# Writing Custom Metrics
Let's start by generating a simple synthetic dataset.

In [1]:
import warnings

warnings.filterwarnings("ignore")

In [2]:
from sdv import load_demo, SDV

sdv = SDV()
metadata, real_tables = load_demo(metadata=True)

sdv.fit(metadata, real_tables)
synthetic_tables = sdv.sample_all(20)

Next, we'll create an empty `MetricsReport` object to hold our custom metrics.

In [3]:
from sdmetrics.report import MetricsReport

report = MetricsReport()

## Generic Metric
The simplest way to create a custom metric is to use the generic metric API. You simply write a function which yields a sequence of Metric objects, attach it to a metrics report, and you're ready to go!

In [4]:
from sdmetrics.report import Metric

def my_custom_metrics(metadata, real_tables, synthetic_tables):
    name = "abs-diff-in-number-of-rows"

    for table_name in real_tables:

        # Absolute difference in number of rows
        nb_real_rows = len(real_tables[table_name])
        nb_synthetic_rows = len(synthetic_tables[table_name])
        value = float(abs(nb_real_rows - nb_synthetic_rows))

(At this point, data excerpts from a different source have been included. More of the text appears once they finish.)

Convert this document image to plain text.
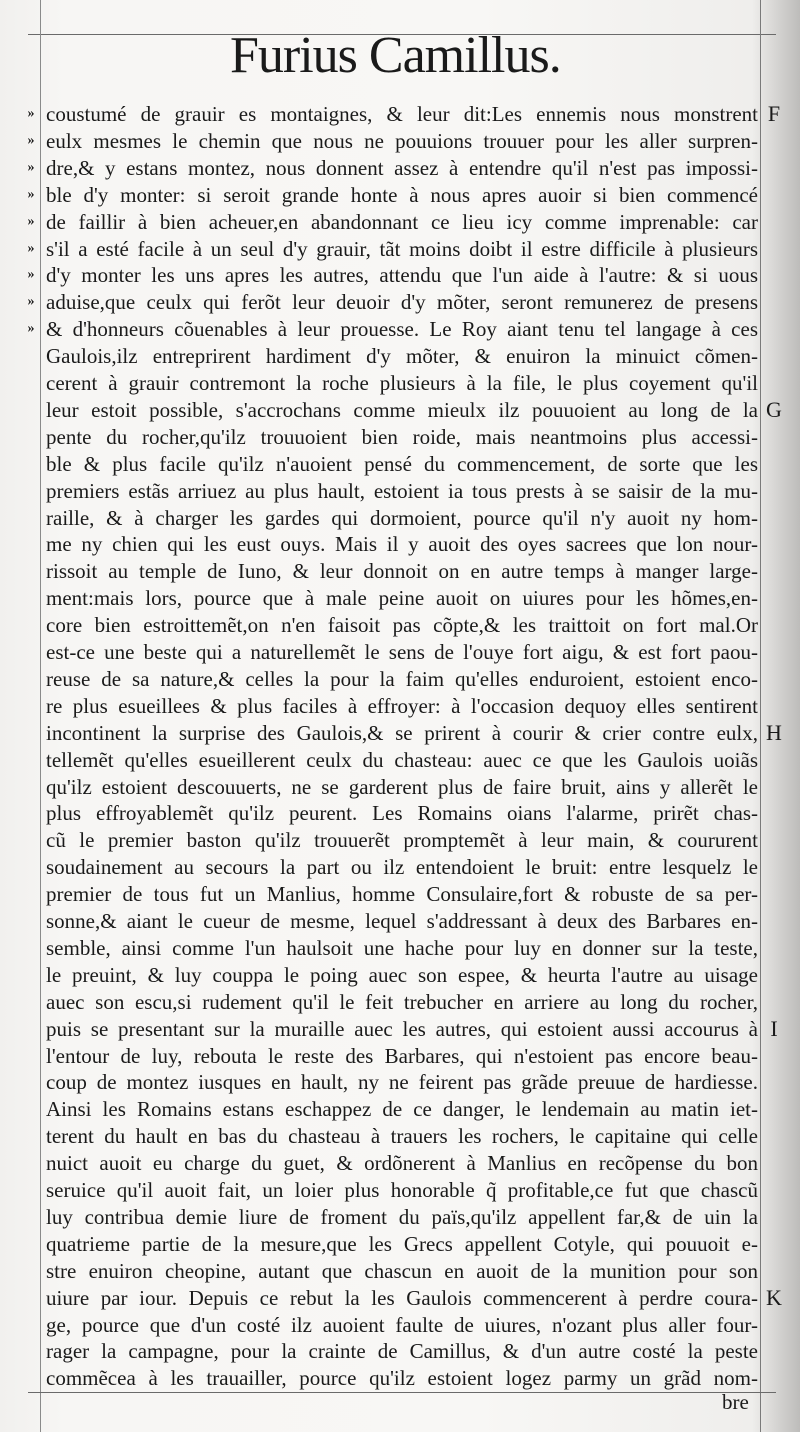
Furius Camillus.
coustumé de grauir es montaignes, & leur dit:Les ennemis nous monstrent
»
eulx mesmes le chemin que nous ne pouuions trouuer pour les aller surpren-
»
dre,& y estans montez, nous donnent assez à entendre qu'il n'est pas impossi-
»
ble d'y monter: si seroit grande honte à nous apres auoir si bien commencé
»
de faillir à bien acheuer,en abandonnant ce lieu icy comme imprenable: car
»
s'il a esté facile à un seul d'y grauir, tãt moins doibt il estre difficile à plusieurs
»
d'y monter les uns apres les autres, attendu que l'un aide à l'autre: & si uous
»
aduise,que ceulx qui ferõt leur deuoir d'y mõter, seront remunerez de presens
»
& d'honneurs cõuenables à leur prouesse. Le Roy aiant tenu tel langage à ces
»
Gaulois,ilz entreprirent hardiment d'y mõter, & enuiron la minuict cõmen-
cerent à grauir contremont la roche plusieurs à la file, le plus coyement qu'il
leur estoit possible, s'accrochans comme mieulx ilz pouuoient au long de la
pente du rocher,qu'ilz trouuoient bien roide, mais neantmoins plus accessi-
ble & plus facile qu'ilz n'auoient pensé du commencement, de sorte que les
premiers estãs arriuez au plus hault, estoient ia tous prests à se saisir de la mu-
raille, & à charger les gardes qui dormoient, pource qu'il n'y auoit ny hom-
me ny chien qui les eust ouys. Mais il y auoit des oyes sacrees que lon nour-
rissoit au temple de Iuno, & leur donnoit on en autre temps à manger large-
ment:mais lors, pource que à male peine auoit on uiures pour les hõmes,en-
core bien estroittemẽt,on n'en faisoit pas cõpte,& les traittoit on fort mal.Or
est-ce une beste qui a naturellemẽt le sens de l'ouye fort aigu, & est fort paou-
reuse de sa nature,& celles la pour la faim qu'elles enduroient, estoient enco-
re plus esueillees & plus faciles à effroyer: à l'occasion dequoy elles sentirent
incontinent la surprise des Gaulois,& se prirent à courir & crier contre eulx,
tellemẽt qu'elles esueillerent ceulx du chasteau: auec ce que les Gaulois uoiãs
qu'ilz estoient descouuerts, ne se garderent plus de faire bruit, ains y allerẽt le
plus effroyablemẽt qu'ilz peurent. Les Romains oians l'alarme, prirẽt chas-
cũ le premier baston qu'ilz trouuerẽt promptemẽt à leur main, & coururent
soudainement au secours la part ou ilz entendoient le bruit: entre lesquelz le
premier de tous fut un Manlius, homme Consulaire,fort & robuste de sa per-
sonne,& aiant le cueur de mesme, lequel s'addressant à deux des Barbares en-
semble, ainsi comme l'un haulsoit une hache pour luy en donner sur la teste,
le preuint, & luy couppa le poing auec son espee, & heurta l'autre au uisage
auec son escu,si rudement qu'il le feit trebucher en arriere au long du rocher,
puis se presentant sur la muraille auec les autres, qui estoient aussi accourus à
l'entour de luy, rebouta le reste des Barbares, qui n'estoient pas encore beau-
coup de montez iusques en hault, ny ne feirent pas grãde preuue de hardiesse.
Ainsi les Romains estans eschappez de ce danger, le lendemain au matin iet-
terent du hault en bas du chasteau à trauers les rochers, le capitaine qui celle
nuict auoit eu charge du guet, & ordõnerent à Manlius en recõpense du bon
seruice qu'il auoit fait, un loier plus honorable q̃ profitable,ce fut que chascũ
luy contribua demie liure de froment du païs,qu'ilz appellent far,& de uin la
quatrieme partie de la mesure,que les Grecs appellent Cotyle, qui pouuoit e-
stre enuiron cheopine, autant que chascun en auoit de la munition pour son
uiure par iour. Depuis ce rebut la les Gaulois commencerent à perdre coura-
ge, pource que d'un costé ilz auoient faulte de uiures, n'ozant plus aller four-
rager la campagne, pour la crainte de Camillus, & d'un autre costé la peste
commẽcea à les trauailler, pource qu'ilz estoient logez parmy un grãd nom-
F
G
H
I
K
bre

        # Specify some useful tags for the user
        tags = set([
            "priority:high",
            "table:%s" % table_name
        ])

        yield Metric(name, value, tags)
        
report.add_metrics(my_custom_metrics(metadata, real_tables, synthetic_tables))

## Statistic Metric
Alternatively, if you're looking to create a statistical metric which looks at univariate or bivariate distributions, you can subclass the `UnivariateMetric` class and fill in a single function. The base class will handle identifying the columns which have the correct data type, traversing the tables, and so on. You can simply focus on the math.

In [5]:
from scipy.stats import chisquare

from sdmetrics.report import Goal
from sdmetrics.multivariate.statistical.univariate import UnivariateMetric
from sdmetrics.multivariate.statistical.utils import frequencies

class CSTest(UnivariateMetric):

    name = "chisquare"
    dtypes = ["object", "bool"]

    @staticmethod
    def metric(real_column, synthetic_column):
        """This function uses the Chi-squared test to compare the distributions
        of the two categorical columns. It returns the resulting p-value so that
        a small value indicates that we can reject the null hypothesis (i.e. and
        suggests that the distributions are different).

        Arguments:
            real_column (np.ndarray): The values from the real database.
            synthetic_column (np.ndarray): The values from the fake database.

        Returns:
            (str, Goal, str, tuple): A tuple containing (value, goal, unit, domain)
            which corresponds to the fields in a Metric object.
        """
        f_obs, f_exp = frequencies(real_column, synthetic_column)
        statistic, pvalue = chisquare(f_obs, f_exp)
        return pvalue, Goal.MAXIMIZE, "p-value", (0.0, 1.0)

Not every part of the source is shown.